OO C is very interesting. C++ developers are a dime a dozen (OK, it's 2012, we're four for a quarter.) And you can't swing a dead cat around here without hitting a C coder. But OO C developers are a subset of a subset of people. Nobody who sets out to write a virus for the first time says "I should download a four year old compiler for a language I know nothing about and start writing my virus." They don't read in their copy of "Virus Creation Lab for Dummies" book where it says to torrent a copy of Visual Studio 2008, then download some GNU OO C framework for it. This is a tool that a limited set of experts uses for their day jobs. Possibly it's something a laid off software engineer would still have on his home machine. It might be code generated by a custom library that some gaming house wrote for their own internal stuff, and that by pattern matching with commercial software products they might be able to find the company of origin. They can go back and figure out who they fired in the last three years, and who now is driving the Ferrari. Maybe there's an OO C Google Group this guy participates in. Maybe he published a bogus "please help me with my homework" question on stackoverflow, and they can match some source code to some object code.

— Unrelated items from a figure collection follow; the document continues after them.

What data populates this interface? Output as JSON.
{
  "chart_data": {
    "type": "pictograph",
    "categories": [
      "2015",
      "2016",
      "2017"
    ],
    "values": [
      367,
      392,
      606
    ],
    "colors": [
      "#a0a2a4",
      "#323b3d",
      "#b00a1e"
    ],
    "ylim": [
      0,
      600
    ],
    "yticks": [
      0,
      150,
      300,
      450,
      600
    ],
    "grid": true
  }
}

Or maybe it doesn't help find the guy today, but tomorrow if they haul a potential perpetrator before a judge, they can provide as corroborating evidence to the jury that the person who wrote this code was very specialized in his knowledge of this esoteric tool, and the defendant worked with this tool every day.
Whatever that clue might be, it could be useful knowledge to someone hunting down the author. Either way, it certainly has value.